As empresas dos países membros do Mercosul agora terão um caminho menos burocrático para importar produtos que não possuem fabricação ou oferta suficiente dentro do bloco econômico. Uma nova medida, aprovada pelos países-membros durante reuniões preparatórias para a cúpula em Assunção, Paraguai, dobra o prazo de validade das autorizações para a redução temporária da tarifa de importação a zero em situações de desabastecimento.
Proposta pelo Brasil durante sua Presidência Pro Tempore do Mercosul no segundo semestre de 2025, a mudança visa diminuir a necessidade de renovações frequentes de pedidos, agilizar o acesso a insumos e produtos essenciais, e tornar o ambiente de negócios mais eficiente. O mecanismo de desabastecimento é acionado quando um determinado produto não é fabricado no Mercosul ou quando a produção regional é insuficiente para atender à demanda.
## Ampliação do Benefício e Previsibilidade
A principal alteração reside na ampliação da vigência do benefício. Anteriormente, as autorizações tinham validade de 12 meses. Com a nova resolução, este prazo se estende para 24 meses. Na prática, isso significa que empresas e governos precisarão solicitar menos renovações, o que resulta na redução de etapas administrativas e custos associados ao processo. A expectativa é que essa mudança também proporcione maior previsibilidade para o planejamento das cadeias produtivas.
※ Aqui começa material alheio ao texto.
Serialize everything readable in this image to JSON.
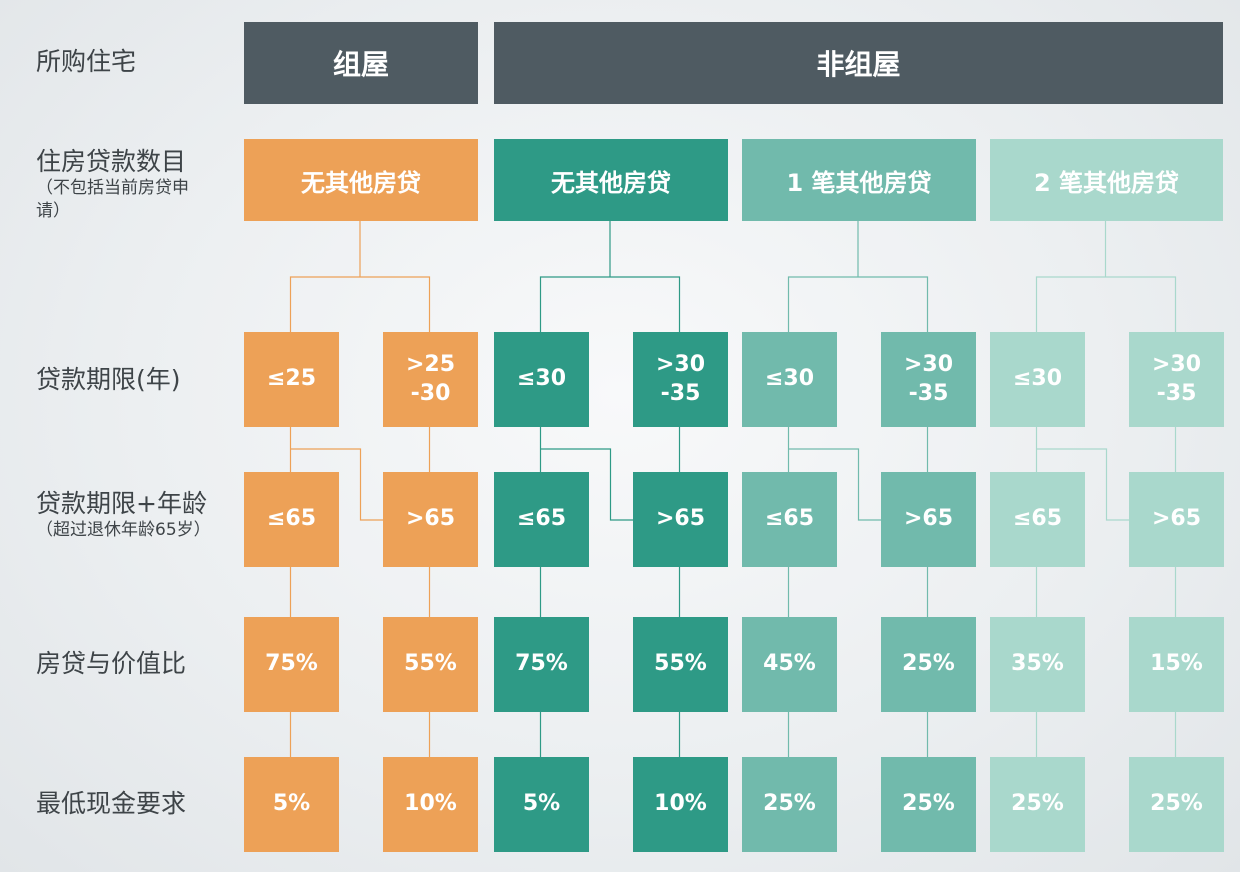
{
  "row_labels": {
    "housing": "所购住宅",
    "loans": "住房贷款数目",
    "loans_sub": "（不包括当前房贷申请）",
    "term": "贷款期限(年)",
    "term_age": "贷款期限+年龄",
    "term_age_sub": "（超过退休年龄65岁）",
    "ltv": "房贷与价值比",
    "cash": "最低现金要求"
  },
  "headers": {
    "hdb": "组屋",
    "private": "非组屋"
  },
  "colors": {
    "header": "#4f5b62",
    "hdb": "#eda157",
    "private_0": "#2e9a86",
    "private_1": "#71baac",
    "private_2": "#a9d8cc"
  },
  "groups": [
    {
      "category": "无其他房贷",
      "color": "#eda157",
      "left": {
        "term": "≤25",
        "age": "≤65",
        "ltv": "75%",
        "cash": "5%"
      },
      "right": {
        "term": ">25\n-30",
        "age": ">65",
        "ltv": "55%",
        "cash": "10%"
      }
    },
    {
      "category": "无其他房贷",
      "color": "#2e9a86",
      "left": {
        "term": "≤30",
        "age": "≤65",
        "ltv": "75%",
        "cash": "5%"
      },
      "right": {
        "term": ">30\n-35",
        "age": ">65",
        "ltv": "55%",
        "cash": "10%"
      }
    },
    {
      "category": "1 笔其他房贷",
      "color": "#71baac",
      "left": {
        "term": "≤30",
        "age": "≤65",
        "ltv": "45%",
        "cash": "25%"
      },
      "right": {
        "term": ">30\n-35",
        "age": ">65",
        "ltv": "25%",
        "cash": "25%"
      }
    },
    {
      "category": "2 笔其他房贷",
      "color": "#a9d8cc",
      "left": {
        "term": "≤30",
        "age": "≤65",
        "ltv": "35%",
        "cash": "25%"
      },
      "right": {
        "term": ">30\n-35",
        "age": ">65",
        "ltv": "15%",
        "cash": "25%"
      }
    }
  ]
}
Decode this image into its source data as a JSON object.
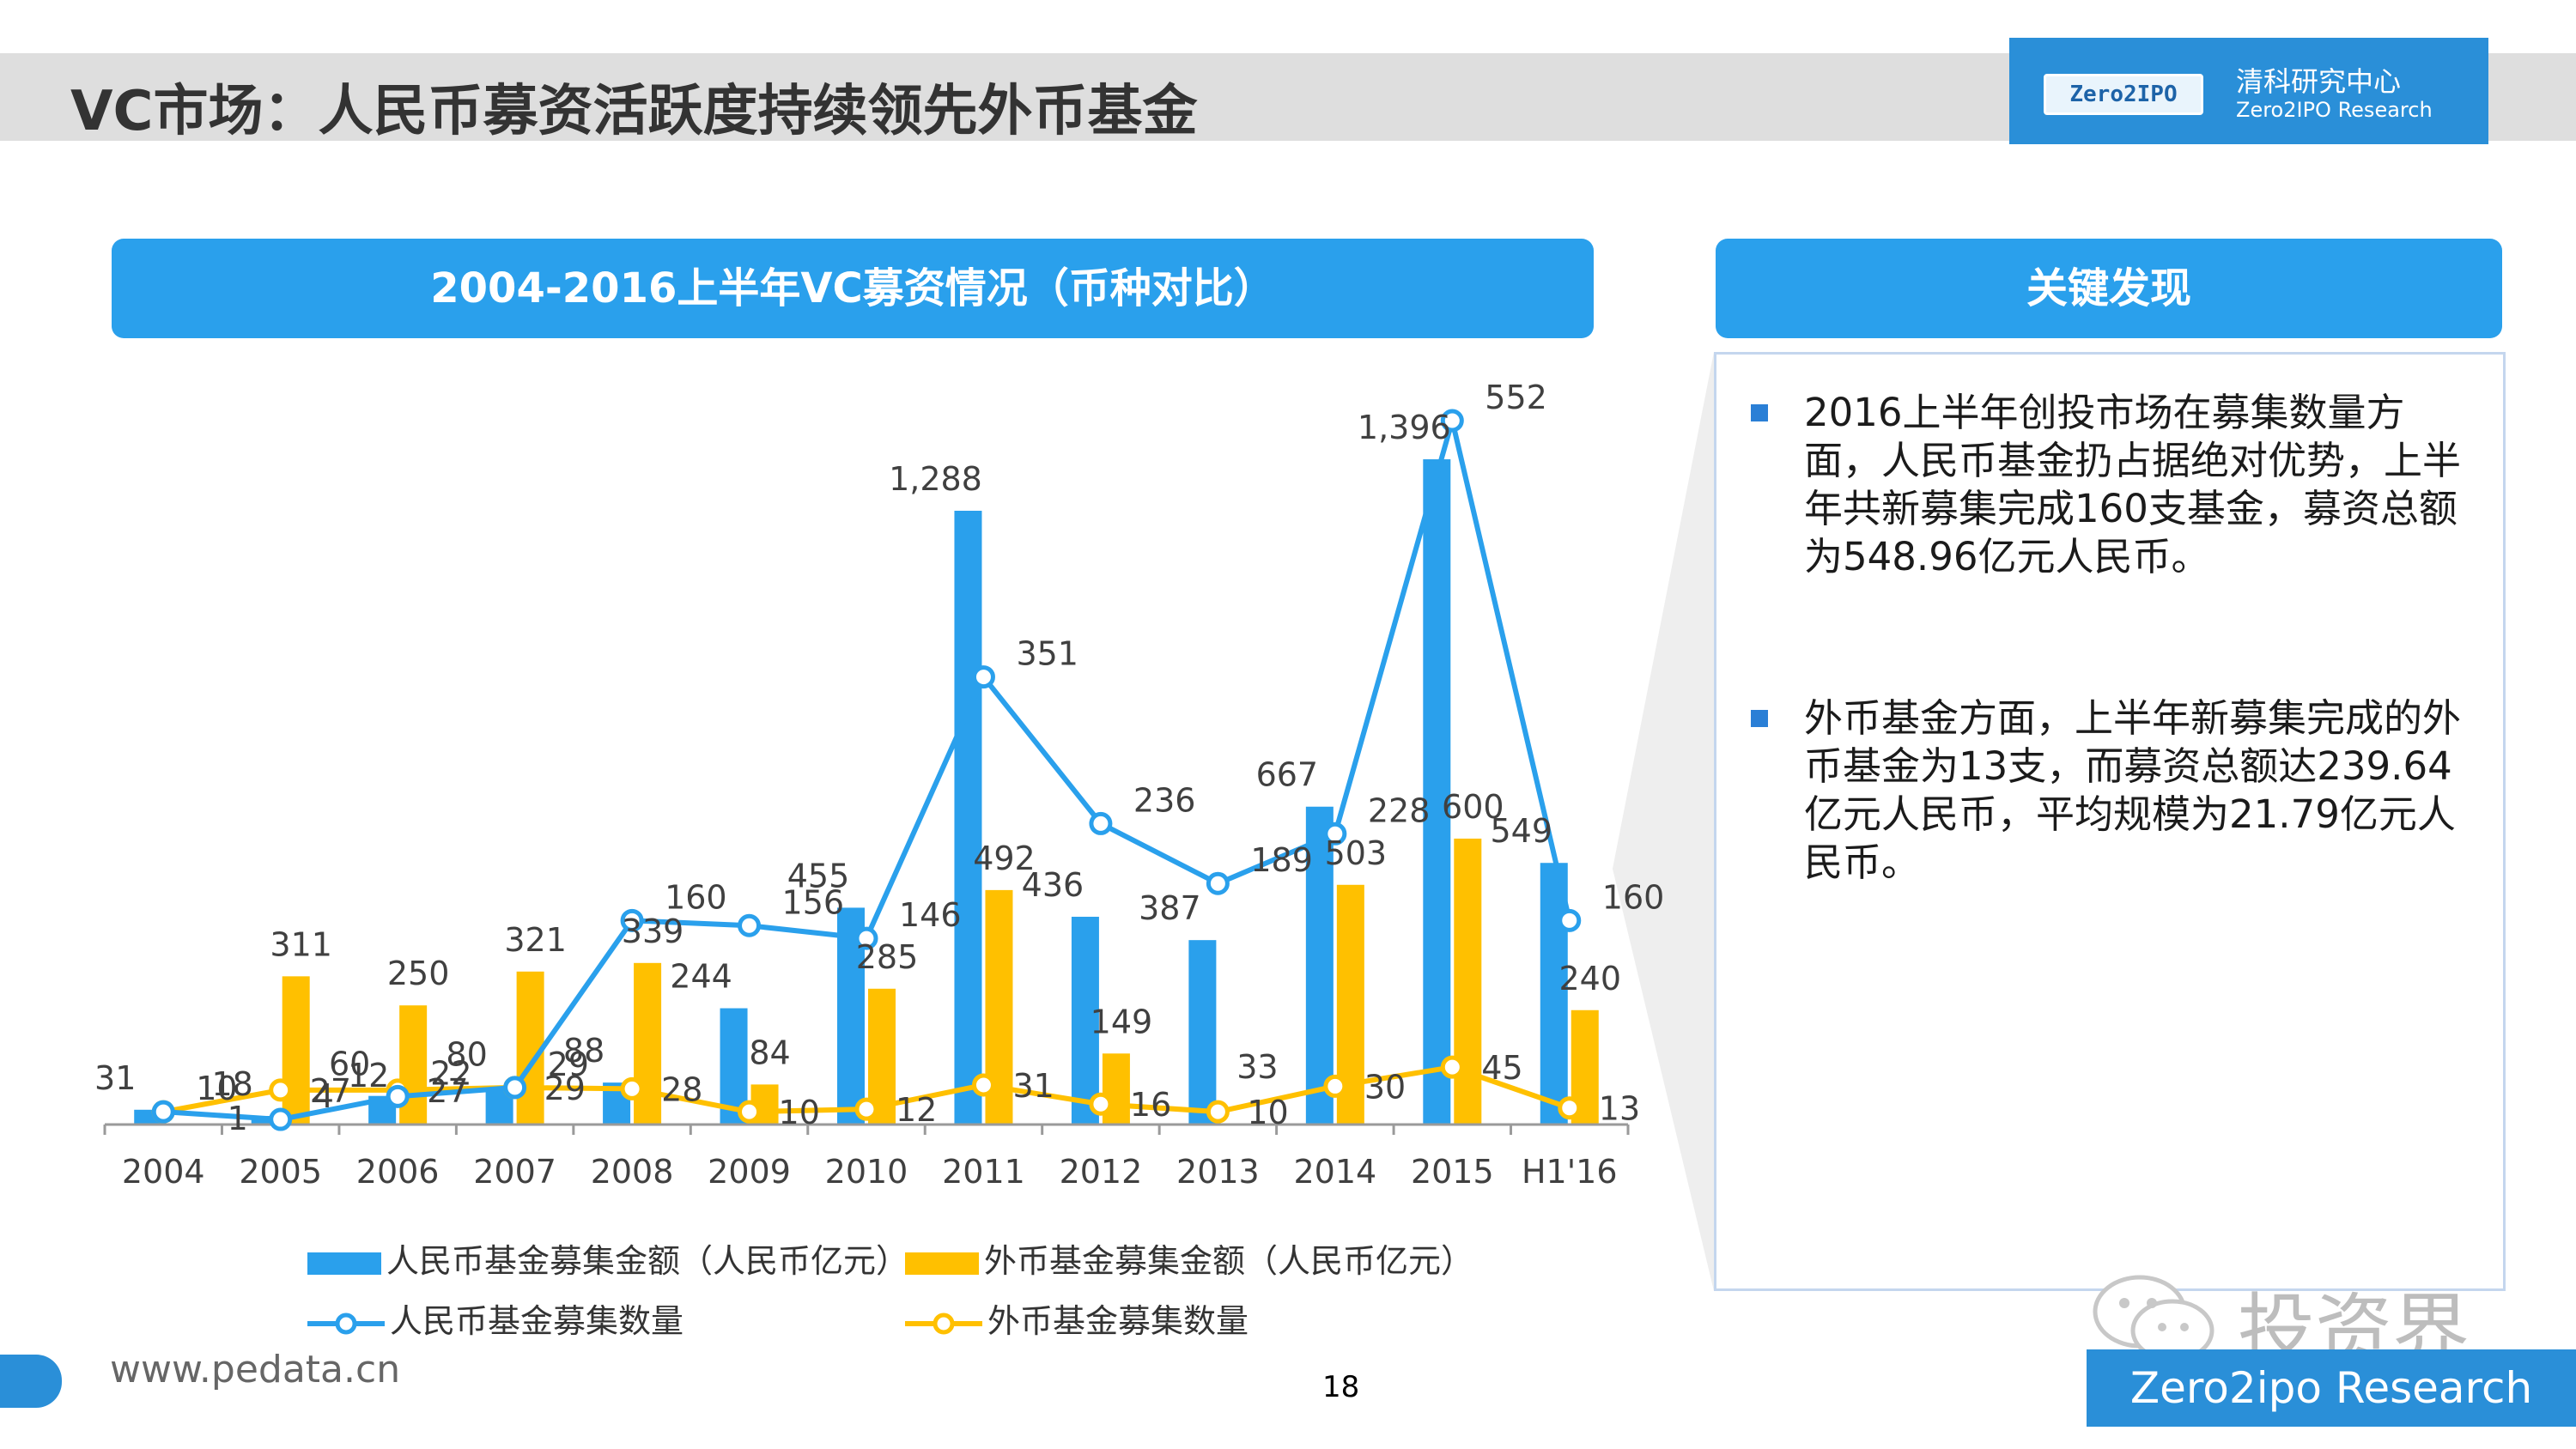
{
  "page": {
    "title": "VC市场：人民币募资活跃度持续领先外币基金",
    "logo_mark": "Zero2IPO",
    "logo_cn": "清科研究中心",
    "logo_en": "Zero2IPO Research",
    "footer_url": "www.pedata.cn",
    "page_number": "18",
    "watermark": "投资界",
    "footer_brand": "Zero2ipo Research"
  },
  "chart_header": "2004-2016上半年VC募资情况（币种对比）",
  "findings": {
    "header": "关键发现",
    "items": [
      "2016上半年创投市场在募集数量方面，人民币基金扔占据绝对优势，上半年共新募集完成160支基金，募资总额为548.96亿元人民币。",
      "外币基金方面，上半年新募集完成的外币基金为13支，而募资总额达239.64亿元人民币，平均规模为21.79亿元人民币。"
    ]
  },
  "colors": {
    "rmb": "#2aa0ec",
    "usd": "#ffc000",
    "accent": "#2a8fd8"
  },
  "chart_data": {
    "type": "bar",
    "categories": [
      "2004",
      "2005",
      "2006",
      "2007",
      "2008",
      "2009",
      "2010",
      "2011",
      "2012",
      "2013",
      "2014",
      "2015",
      "H1'16"
    ],
    "series": [
      {
        "name": "人民币基金募集金额（人民币亿元）",
        "type": "bar",
        "axis": "left",
        "values": [
          31,
          18,
          60,
          80,
          88,
          244,
          455,
          1288,
          436,
          387,
          667,
          1396,
          549
        ],
        "labels": [
          "31",
          "18",
          "60",
          "80",
          "88",
          "244",
          "455",
          "1,288",
          "436",
          "387",
          "667",
          "1,396",
          "549"
        ]
      },
      {
        "name": "外币基金募集金额（人民币亿元）",
        "type": "bar",
        "axis": "left",
        "values": [
          0,
          311,
          250,
          321,
          339,
          84,
          285,
          492,
          149,
          0,
          503,
          600,
          240
        ],
        "labels": [
          "",
          "311",
          "250",
          "321",
          "339",
          "84",
          "285",
          "492",
          "149",
          "",
          "503",
          "600",
          "240"
        ]
      },
      {
        "name": "人民币基金募集数量",
        "type": "line",
        "axis": "right",
        "values": [
          10,
          4,
          22,
          29,
          160,
          156,
          146,
          351,
          236,
          189,
          228,
          552,
          160
        ],
        "labels": [
          "10",
          "4",
          "22",
          "29",
          "160",
          "156",
          "146",
          "351",
          "236",
          "189",
          "228",
          "552",
          "160"
        ]
      },
      {
        "name": "外币基金募集数量",
        "type": "line",
        "axis": "right",
        "values": [
          10,
          27,
          27,
          29,
          28,
          10,
          12,
          31,
          16,
          10,
          30,
          45,
          13
        ],
        "labels": [
          "",
          "27",
          "27",
          "29",
          "28",
          "10",
          "12",
          "31",
          "16",
          "10",
          "30",
          "45",
          "13"
        ]
      }
    ],
    "extra_labels": [
      "12",
      "33",
      "1"
    ],
    "legend_position": "bottom",
    "grid": false
  }
}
## Digitalização e Agilidade nos Processos
Além da revisão dos prazos, o Mercosul adotará um sistema eletrônico para a tramitação dos processos de solicitação de desabastecimento. Essa digitalização substituirá etapas burocráticas por procedimentos online, com o objetivo de acelerar a análise das solicitações e tornar a gestão dos pedidos mais eficiente. A resolução aprovada substitui a norma anterior, em vigor desde 2019, e faz parte de uma agenda de modernização do bloco.
A nova regra, que ainda precisa ser incorporada ao ordenamento jurídico de cada Estado Parte, busca otimizar o acesso a bens necessários para a produção e o consumo, fortalecendo a competitividade das empresas dentro e fora do Mercosul.